Samuel Gontier est curieux ; il a cherché et a découvert le subterfuge que les grands journalistes des chaînes privées comme publiques n’ont pas voulu voir :

« En réalité, le doublement du nombre de dessertes ne doit rien aux bonnes grâces de Transdev. Cette condition figurait dans l’appel d’offres soumis par le conseil régional. Tous les candidats à l’exploitation de la ligne ont donc chacun proposé deux fois plus de trains quotidiens… De l’art d’attribuer au privé un mérite qui revient à la collectivité publique – laquelle mobilise une belle hypocrisie pour le cacher. En prenant le train de sa communication, toutes les chaînes ont déraillé. »

Le déraillement n’a pas fait de victimes car, dans les chaînes, le mensonge ou la ‘’fake news’’ n’est plus une faute professionnelle. Tout au contraire, toute désinformation, si elle préserve le libéralisme, est autorisée.

Joueurs en bleu de chauffe

Les Jeux olympiques de Tokyo ont été dominés pour les équipes de France de sport collectif, handball (femmes et hommes), basket-ball (femmes et hommes), volley-ball (hommes), rugby à 7 (femmes). Ces six équipes ont remporté trois médailles d’or, deux médailles d’argent et une de bronze. Le bilan est époustouflant.

Le palmarès est flatteur pour ces sports, pour les entraîneurs et surtout pour les joueuses et les joueurs. A Tokyo, on les a vu joyeux, riant et mis ainsi dans les meilleures conditions pour exprimer leur formidable talent.

Voilà qui contraste avec les équipes de France de football. On voit sur le terrain des joueuses et des joueurs la mine renfrognée, nerveux et tendus ; ils pratiquent leur passion mais les conditions dans lesquelles on les enferme semble leur enlever tout enthousiasme, alors qu’il faut aussi de l’enthousiasme (associé au talent) pour battre l’adversaire. L’équipe de France de Didier Deschamps piétine alors qu’avant le championnat d’Europe disputé cet été, on lui prédisait la victoire finale et on manquait de qualificatifs pour vanter les meilleurs joueurs du monde.

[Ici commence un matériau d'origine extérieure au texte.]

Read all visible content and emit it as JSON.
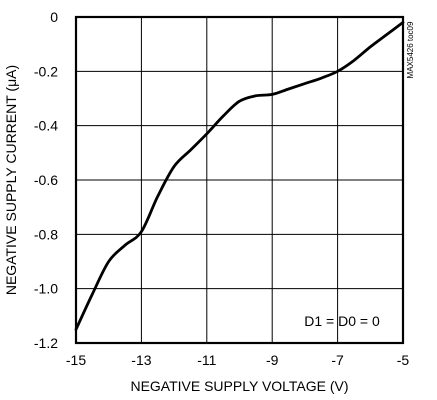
{
  "chart_data": {
    "type": "line",
    "title": "",
    "xlabel": "NEGATIVE SUPPLY VOLTAGE (V)",
    "ylabel": "NEGATIVE SUPPLY CURRENT (μA)",
    "xlim": [
      -15,
      -5
    ],
    "ylim": [
      -1.2,
      0
    ],
    "x_ticks": [
      "-15",
      "-13",
      "-11",
      "-9",
      "-7",
      "-5"
    ],
    "y_ticks": [
      "0",
      "-0.2",
      "-0.4",
      "-0.6",
      "-0.8",
      "-1.0",
      "-1.2"
    ],
    "grid": true,
    "annotation": "D1 = D0 = 0",
    "side_label": "MAX5426 toc09",
    "series": [
      {
        "x": [
          -15,
          -14.5,
          -14,
          -13.5,
          -13,
          -12.5,
          -12,
          -11.5,
          -11,
          -10.5,
          -10,
          -9.5,
          -9,
          -8.5,
          -8,
          -7.5,
          -7,
          -6.5,
          -6,
          -5.5,
          -5
        ],
        "y": [
          -1.15,
          -1.02,
          -0.9,
          -0.84,
          -0.79,
          -0.66,
          -0.55,
          -0.49,
          -0.43,
          -0.365,
          -0.31,
          -0.29,
          -0.285,
          -0.265,
          -0.245,
          -0.225,
          -0.2,
          -0.16,
          -0.11,
          -0.065,
          -0.02
        ]
      }
    ]
  }
}
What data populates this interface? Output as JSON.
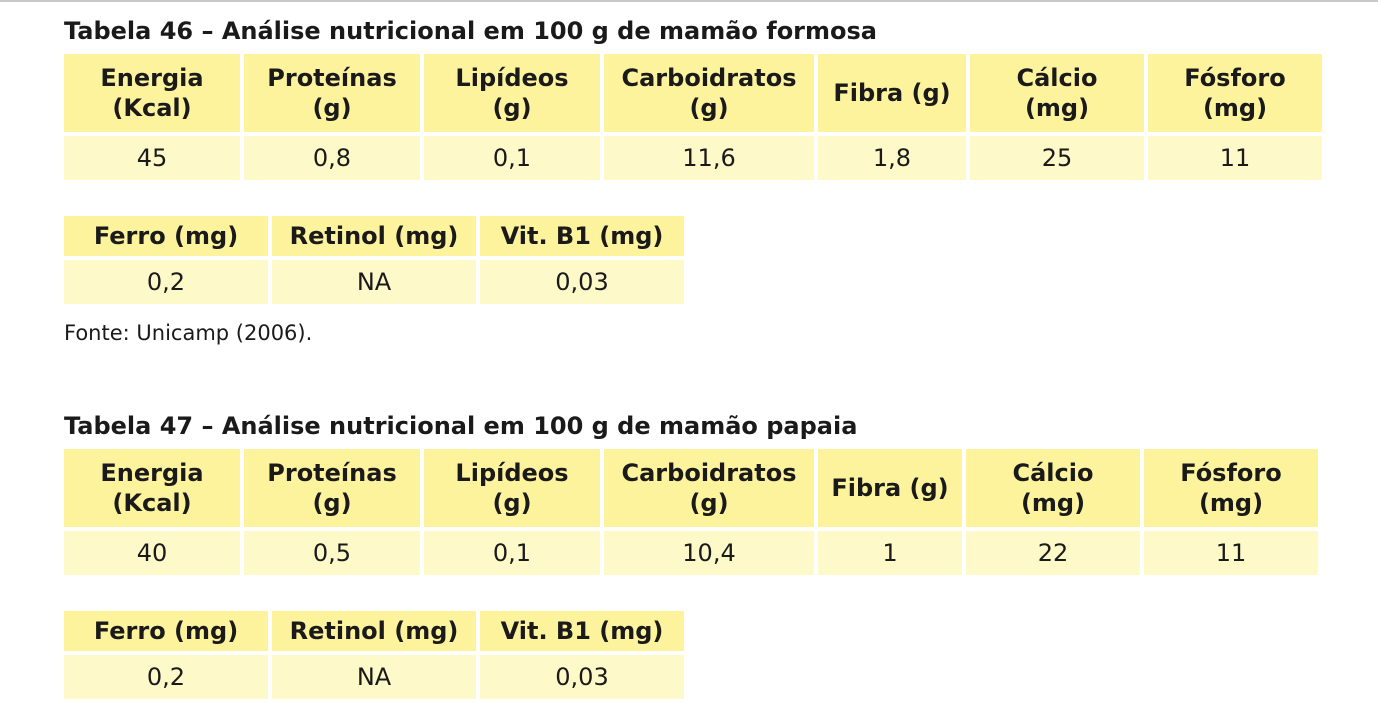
{
  "tables": [
    {
      "caption": "Tabela 46 – Análise nutricional em 100 g de mamão formosa",
      "main_headers": [
        [
          "Energia",
          "(Kcal)"
        ],
        [
          "Proteínas",
          "(g)"
        ],
        [
          "Lipídeos",
          "(g)"
        ],
        [
          "Carboidratos",
          "(g)"
        ],
        [
          "Fibra (g)",
          ""
        ],
        [
          "Cálcio",
          "(mg)"
        ],
        [
          "Fósforo",
          "(mg)"
        ]
      ],
      "main_values": [
        "45",
        "0,8",
        "0,1",
        "11,6",
        "1,8",
        "25",
        "11"
      ],
      "sub_headers": [
        "Ferro (mg)",
        "Retinol (mg)",
        "Vit. B1 (mg)"
      ],
      "sub_values": [
        "0,2",
        "NA",
        "0,03"
      ],
      "source": "Fonte: Unicamp (2006)."
    },
    {
      "caption": "Tabela 47 – Análise nutricional em 100 g de mamão papaia",
      "main_headers": [
        [
          "Energia",
          "(Kcal)"
        ],
        [
          "Proteínas",
          "(g)"
        ],
        [
          "Lipídeos",
          "(g)"
        ],
        [
          "Carboidratos",
          "(g)"
        ],
        [
          "Fibra (g)",
          ""
        ],
        [
          "Cálcio",
          "(mg)"
        ],
        [
          "Fósforo",
          "(mg)"
        ]
      ],
      "main_values": [
        "40",
        "0,5",
        "0,1",
        "10,4",
        "1",
        "22",
        "11"
      ],
      "sub_headers": [
        "Ferro (mg)",
        "Retinol (mg)",
        "Vit. B1 (mg)"
      ],
      "sub_values": [
        "0,2",
        "NA",
        "0,03"
      ]
    }
  ]
}
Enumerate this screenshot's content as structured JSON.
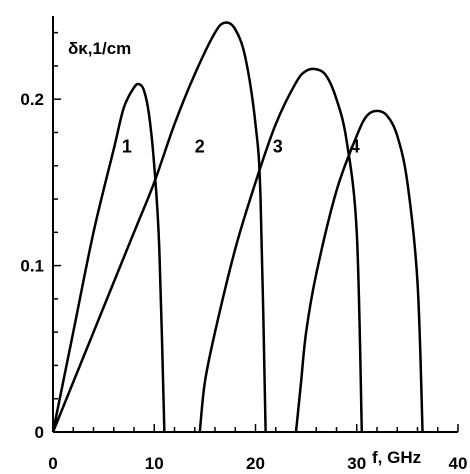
{
  "chart_data": {
    "type": "line",
    "xlabel": "f, GHz",
    "ylabel": "δκ,1/cm",
    "xlim": [
      0,
      40
    ],
    "ylim": [
      0,
      0.25
    ],
    "x_ticks": [
      "0",
      "10",
      "20",
      "30",
      "40"
    ],
    "y_ticks": [
      "0",
      "0.1",
      "0.2"
    ],
    "series": [
      {
        "name": "1",
        "x": [
          0,
          2,
          4,
          6,
          7,
          8,
          8.5,
          9,
          9.5,
          10,
          10.5,
          11
        ],
        "y": [
          0,
          0.06,
          0.12,
          0.17,
          0.195,
          0.207,
          0.209,
          0.205,
          0.19,
          0.16,
          0.11,
          0
        ]
      },
      {
        "name": "2",
        "x": [
          0,
          4,
          8,
          10,
          12,
          14,
          16,
          17,
          18,
          19,
          20,
          20.5,
          21
        ],
        "y": [
          0,
          0.06,
          0.12,
          0.15,
          0.185,
          0.215,
          0.24,
          0.246,
          0.242,
          0.225,
          0.185,
          0.14,
          0
        ]
      },
      {
        "name": "3",
        "x": [
          14.5,
          15,
          16,
          18,
          20,
          22,
          24,
          25,
          26,
          27,
          28,
          29,
          30,
          30.5
        ],
        "y": [
          0,
          0.03,
          0.06,
          0.11,
          0.15,
          0.185,
          0.21,
          0.217,
          0.218,
          0.214,
          0.2,
          0.175,
          0.12,
          0
        ]
      },
      {
        "name": "4",
        "x": [
          24,
          24.5,
          25,
          26,
          28,
          30,
          31,
          32,
          33,
          34,
          35,
          36,
          36.5
        ],
        "y": [
          0,
          0.03,
          0.06,
          0.095,
          0.145,
          0.178,
          0.19,
          0.193,
          0.19,
          0.178,
          0.15,
          0.09,
          0
        ]
      }
    ],
    "curve_labels": [
      {
        "text": "1",
        "x": 7.3,
        "y": 0.168
      },
      {
        "text": "2",
        "x": 14.5,
        "y": 0.168
      },
      {
        "text": "3",
        "x": 22.2,
        "y": 0.168
      },
      {
        "text": "4",
        "x": 29.8,
        "y": 0.168
      }
    ],
    "colors": {
      "line": "#000000",
      "axis": "#000000"
    }
  }
}
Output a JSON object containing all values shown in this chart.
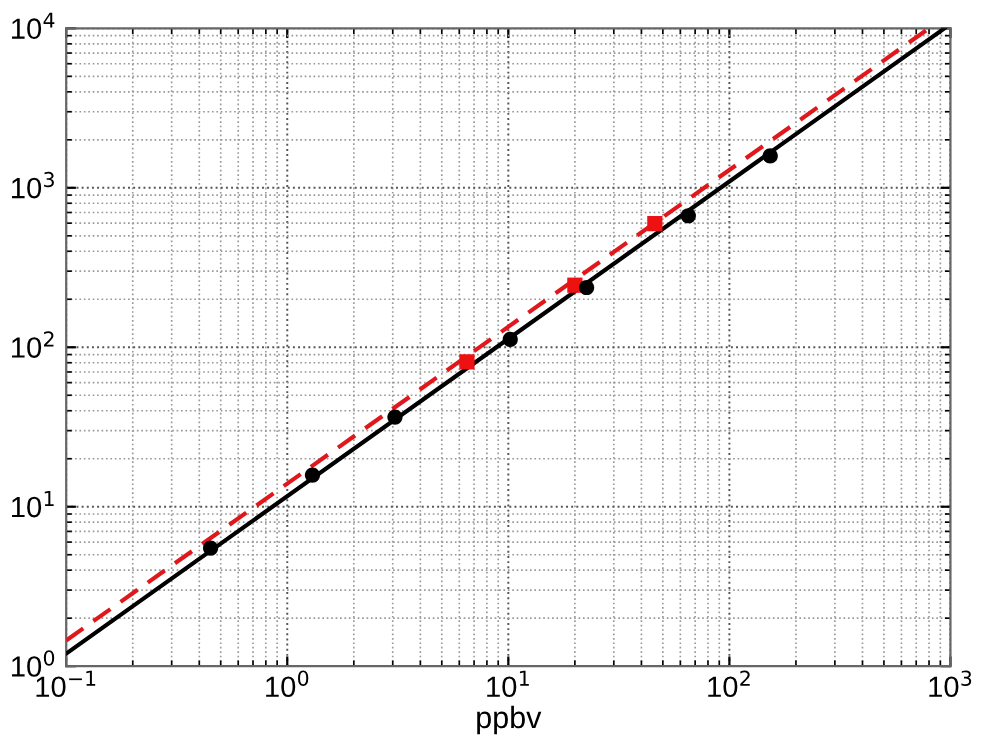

La Suisse a ramené les laudateurs sur terre et a plongé les joueurs en plein désarroi. Didier Deschamps est mis en accusation ; il le mérite, mais est-il le seul responsable du fiasco d’une équipe, vitrine d’un sport où le fric a tout changé, y compris les styles de jeu. Aujourd’hui, toute défaite peut représenter une catastrophe économique pour les instances dirigeantes.

Didier Deschamps a emmené l’équipe de France à la victoire en Coupe du monde en 2018, mais les lendemains ne chantent plus. Une nouvelle génération de joueurs surdoués semble sacrifiée, comme d’autres avant elle.

Les sélectionneurs successifs de l’équipe de France, tous choisis sous l’impulsion d’une Direction technique nationale (DTN) qui privilégie un football défensif, ont étouffés le potentiel créatif des footballeurs de l’élite : d’Henri Guérin à Didier Deschamps, en passant par Georges Boulogne (le pire), Stefan Kovacs, Gérard Houllier, Aimé Jacquet, Roger Lemerre, et Raymond Domonech.

Un seul avait compris le football et redonné à l’équipe de France la joie de jouer, Michel Hidalgo, qui se situait dans la lignée d’Albert Batteux, Jean Snella ou José Arribas. Le football pratiqué par l’équipe de Michel Platini était joyeux, créatif et beau à regarder.

On se prend à rêver de voir Kylian Mbappé, Paul Pogba, Karim Benzema, Ngolo Kanté, Kingsley Coman, etc. enfin libérés de leur bleu de chauffe imposé par un sélectionneur rigide.